VALENTINE’S DAY IS OVER: SO HOW’S YOUR RELATIONSHIP…WITH FOOD?

If you weren’t “consciously coupled” (apologies to Gwyneth) on Valentine’s Day, it’s easy to feel left out of the happenings.  That can cause all sorts of uncomfortable feelings that trigger emotional eating.

And let’s face it, the one relationship we ALL have is with food.  And our food relationship, like any other one, can have ups and down. Getting it to function at its best takes some time, attention, and nurturing.

Male or female, anyone can be an emotional eater.  No judgements here on the type of food, either.  Whether it’s junk food or whole wheat bread, excess is excess and if you’re eating for the wrong reason, you want to check it before your weight, your health, and most of all, your relationship with food, spirals out of control.

Give yourself a break

It’s never been easier to “swallow” your stresses by overeating or binge-eating.   Technology has brought us great things, but it’s also enabled all manner of impulsive behaviors and instant gratifications.  Rough if you are an emo-eater because you can order up just about anything with a few clicks, and no one even sees you buying it.  What makes emo-eating so easy also makes it hard to kick.

No beating yourself up here.  Even my dogs would eat until they exploded if there were no barriers (me) in the way.

Make peace with food

All relationships are better when there’s some compromise from both sides.  Why should the food relationship be different?    If our food could speak to us, consider what it might say:

  • “Please don’t depend on me to be the only thing that makes you happy.”
  • “I’m not jealous.
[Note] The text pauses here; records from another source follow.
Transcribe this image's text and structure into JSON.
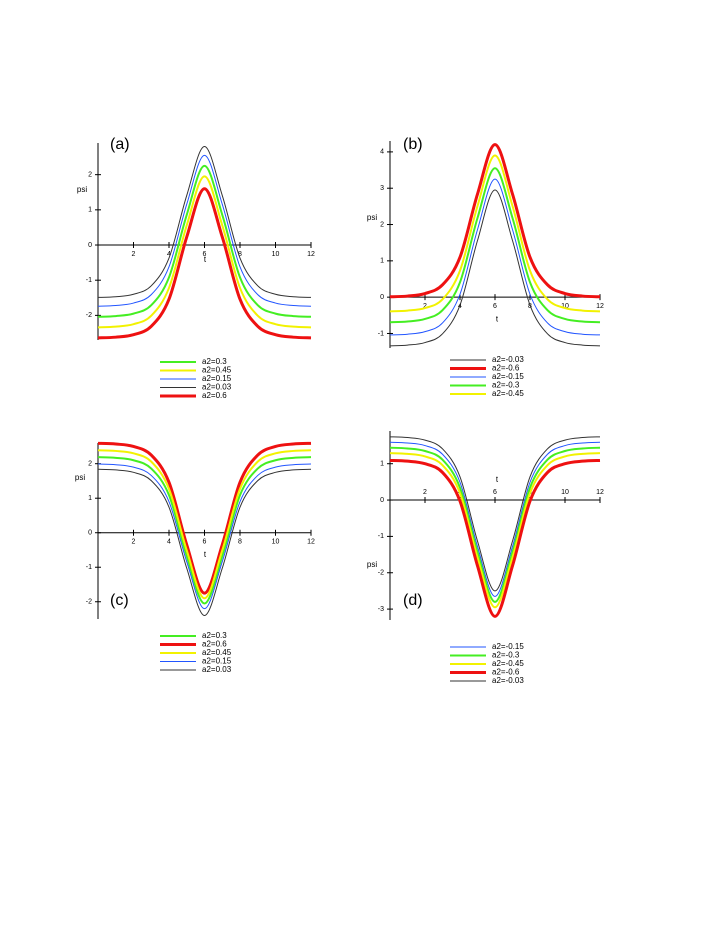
{
  "chart_data": [
    {
      "type": "line",
      "label": "(a)",
      "xlabel": "t",
      "ylabel": "psi",
      "x": [
        0,
        1,
        2,
        3,
        4,
        5,
        6,
        7,
        8,
        9,
        10,
        11,
        12
      ],
      "xlim": [
        0,
        12
      ],
      "xticks": [
        2,
        4,
        6,
        8,
        10,
        12
      ],
      "ylim": [
        -2.7,
        2.9
      ],
      "yticks": [
        -2,
        -1,
        0,
        1,
        2
      ],
      "series": [
        {
          "name": "a2=0.3",
          "color": "#44ee22",
          "line_width": 2,
          "values": [
            -2.04,
            -2.02,
            -1.95,
            -1.71,
            -0.92,
            0.86,
            2.25,
            0.86,
            -0.92,
            -1.71,
            -1.95,
            -2.02,
            -2.04
          ]
        },
        {
          "name": "a2=0.45",
          "color": "#f2f200",
          "line_width": 2,
          "values": [
            -2.34,
            -2.32,
            -2.25,
            -2.01,
            -1.22,
            0.56,
            1.95,
            0.56,
            -1.22,
            -2.01,
            -2.25,
            -2.32,
            -2.34
          ]
        },
        {
          "name": "a2=0.15",
          "color": "#2255ff",
          "line_width": 1,
          "values": [
            -1.74,
            -1.72,
            -1.65,
            -1.41,
            -0.62,
            1.16,
            2.55,
            1.16,
            -0.62,
            -1.41,
            -1.65,
            -1.72,
            -1.74
          ]
        },
        {
          "name": "a2=0.03",
          "color": "#333333",
          "line_width": 1,
          "values": [
            -1.49,
            -1.47,
            -1.4,
            -1.16,
            -0.37,
            1.41,
            2.8,
            1.41,
            -0.37,
            -1.16,
            -1.4,
            -1.47,
            -1.49
          ]
        },
        {
          "name": "a2=0.6",
          "color": "#ee1111",
          "line_width": 3,
          "values": [
            -2.64,
            -2.62,
            -2.55,
            -2.31,
            -1.54,
            0.23,
            1.6,
            0.23,
            -1.54,
            -2.31,
            -2.55,
            -2.62,
            -2.64
          ]
        }
      ]
    },
    {
      "type": "line",
      "label": "(b)",
      "xlabel": "t",
      "ylabel": "psi",
      "x": [
        0,
        1,
        2,
        3,
        4,
        5,
        6,
        7,
        8,
        9,
        10,
        11,
        12
      ],
      "xlim": [
        0,
        12
      ],
      "xticks": [
        2,
        4,
        6,
        8,
        10,
        12
      ],
      "ylim": [
        -1.4,
        4.3
      ],
      "yticks": [
        -1,
        0,
        1,
        2,
        3,
        4
      ],
      "series": [
        {
          "name": "a2=-0.03",
          "color": "#333333",
          "line_width": 1,
          "values": [
            -1.34,
            -1.32,
            -1.25,
            -1.01,
            -0.22,
            1.56,
            2.95,
            1.56,
            -0.22,
            -1.01,
            -1.25,
            -1.32,
            -1.34
          ]
        },
        {
          "name": "a2=-0.6",
          "color": "#ee1111",
          "line_width": 3,
          "values": [
            0.01,
            0.03,
            0.1,
            0.34,
            1.1,
            2.84,
            4.2,
            2.84,
            1.1,
            0.34,
            0.1,
            0.03,
            0.01
          ]
        },
        {
          "name": "a2=-0.15",
          "color": "#2255ff",
          "line_width": 1,
          "values": [
            -1.04,
            -1.02,
            -0.95,
            -0.71,
            0.08,
            1.86,
            3.25,
            1.86,
            0.08,
            -0.71,
            -0.95,
            -1.02,
            -1.04
          ]
        },
        {
          "name": "a2=-0.3",
          "color": "#44ee22",
          "line_width": 2,
          "values": [
            -0.69,
            -0.67,
            -0.6,
            -0.36,
            0.41,
            2.18,
            3.55,
            2.18,
            0.41,
            -0.36,
            -0.6,
            -0.67,
            -0.69
          ]
        },
        {
          "name": "a2=-0.45",
          "color": "#f2f200",
          "line_width": 2,
          "values": [
            -0.39,
            -0.37,
            -0.3,
            -0.06,
            0.73,
            2.51,
            3.9,
            2.51,
            0.73,
            -0.06,
            -0.3,
            -0.37,
            -0.39
          ]
        }
      ]
    },
    {
      "type": "line",
      "label": "(c)",
      "xlabel": "t",
      "ylabel": "psi",
      "x": [
        0,
        1,
        2,
        3,
        4,
        5,
        6,
        7,
        8,
        9,
        10,
        11,
        12
      ],
      "xlim": [
        0,
        12
      ],
      "xticks": [
        2,
        4,
        6,
        8,
        10,
        12
      ],
      "ylim": [
        -2.5,
        2.6
      ],
      "yticks": [
        -2,
        -1,
        0,
        1,
        2
      ],
      "series": [
        {
          "name": "a2=0.3",
          "color": "#44ee22",
          "line_width": 2,
          "values": [
            2.19,
            2.17,
            2.1,
            1.86,
            1.09,
            -0.68,
            -2.05,
            -0.68,
            1.09,
            1.86,
            2.1,
            2.17,
            2.19
          ]
        },
        {
          "name": "a2=0.6",
          "color": "#ee1111",
          "line_width": 3,
          "values": [
            2.59,
            2.57,
            2.5,
            2.25,
            1.46,
            -0.35,
            -1.75,
            -0.35,
            1.46,
            2.25,
            2.5,
            2.57,
            2.59
          ]
        },
        {
          "name": "a2=0.45",
          "color": "#f2f200",
          "line_width": 2,
          "values": [
            2.39,
            2.37,
            2.3,
            2.06,
            1.27,
            -0.51,
            -1.9,
            -0.51,
            1.27,
            2.06,
            2.3,
            2.37,
            2.39
          ]
        },
        {
          "name": "a2=0.15",
          "color": "#2255ff",
          "line_width": 1,
          "values": [
            1.99,
            1.97,
            1.9,
            1.66,
            0.9,
            -0.84,
            -2.2,
            -0.84,
            0.9,
            1.66,
            1.9,
            1.97,
            1.99
          ]
        },
        {
          "name": "a2=0.03",
          "color": "#333333",
          "line_width": 1,
          "values": [
            1.84,
            1.82,
            1.75,
            1.51,
            0.74,
            -1.03,
            -2.4,
            -1.03,
            0.74,
            1.51,
            1.75,
            1.82,
            1.84
          ]
        }
      ]
    },
    {
      "type": "line",
      "label": "(d)",
      "xlabel": "t",
      "ylabel": "psi",
      "x": [
        0,
        1,
        2,
        3,
        4,
        5,
        6,
        7,
        8,
        9,
        10,
        11,
        12
      ],
      "xlim": [
        0,
        12
      ],
      "xticks": [
        2,
        4,
        6,
        8,
        10,
        12
      ],
      "ylim": [
        -3.3,
        1.9
      ],
      "yticks": [
        -3,
        -2,
        -1,
        0,
        1
      ],
      "series": [
        {
          "name": "a2=-0.15",
          "color": "#2255ff",
          "line_width": 1,
          "values": [
            1.59,
            1.57,
            1.5,
            1.26,
            0.49,
            -1.28,
            -2.65,
            -1.28,
            0.49,
            1.26,
            1.5,
            1.57,
            1.59
          ]
        },
        {
          "name": "a2=-0.3",
          "color": "#44ee22",
          "line_width": 2,
          "values": [
            1.44,
            1.42,
            1.35,
            1.11,
            0.34,
            -1.43,
            -2.8,
            -1.43,
            0.34,
            1.11,
            1.35,
            1.42,
            1.44
          ]
        },
        {
          "name": "a2=-0.45",
          "color": "#f2f200",
          "line_width": 2,
          "values": [
            1.29,
            1.27,
            1.2,
            0.96,
            0.19,
            -1.58,
            -2.95,
            -1.58,
            0.19,
            0.96,
            1.2,
            1.27,
            1.29
          ]
        },
        {
          "name": "a2=-0.6",
          "color": "#ee1111",
          "line_width": 3,
          "values": [
            1.09,
            1.07,
            1.0,
            0.76,
            -0.03,
            -1.81,
            -3.2,
            -1.81,
            -0.03,
            0.76,
            1.0,
            1.07,
            1.09
          ]
        },
        {
          "name": "a2=-0.03",
          "color": "#333333",
          "line_width": 1,
          "values": [
            1.74,
            1.72,
            1.65,
            1.41,
            0.64,
            -1.13,
            -2.5,
            -1.13,
            0.64,
            1.41,
            1.65,
            1.72,
            1.74
          ]
        }
      ]
    }
  ]
}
Seek other pleasures.  It’s OK, I’ll be here when it’s time to eat.”
  • “If it’s not time to eat, please leave me alone. We need a break from each other sometimes.”
  • “I’m not just a quick thrill.  I have a nurturing side, too, and I wish you’d spend more time with that side of me.”
  • “I don’t want you to hate or resent me after we meet. I want to have you feeling good about the time we spent together.”

What often prevents us from changing our relationship with food is some fear that we won’t be able to cope any other way.  For many emo-eaters food is a “best friend” who’s always there.  But enjoying non-food pleasures is absolutely critical for a balanced life.  Developing them and giving them equal standing with food takes planning.  But what worthwhile project doesn’t take some time and thought?  So nurture your relationship with “not-food”, and be patient.  Rome wasn’t built in a day, nor were your eating habits, so some tolerance is in order.

Some ways to begin re-building your healthy relationship with food:

  • Leverage the positives in your diet: stock up on your favorite fruits and vegetables – even if they’re not in season. If that keeps you from bingeing on high-calorie food, it’s worth it and don’t apologize.  Get back to saving the world when you feel a little more up to it.
  • Cultivate “non-food” pleasures, including ones you may have forgotten: Go for a bike ride, visit someplace local you’ve wanted to see, take a class or do a hobby, or dance around your house like no one is watching.  The process takes you out of a stressful food space and into something that feeds you in a different way.
  • De-clutter something in your life. No huge projects here, even something as modest as organizing one drawer.  It’s cathartic and you feel great afterwards.  Ask anyone who has done it.
  • Have what you crave – but don’t buy more than a single portion. It might be more expensive this way, but if it helps you stick to a single portion, it actually saves you money and definitely saves calories.  It also builds a healthy association with indulgent foods.

Reassure yourself: there is NO food you can’t have.  The issue is how much and how often, and how to have it in a way that leaves you feeling good after, not just during, the eating.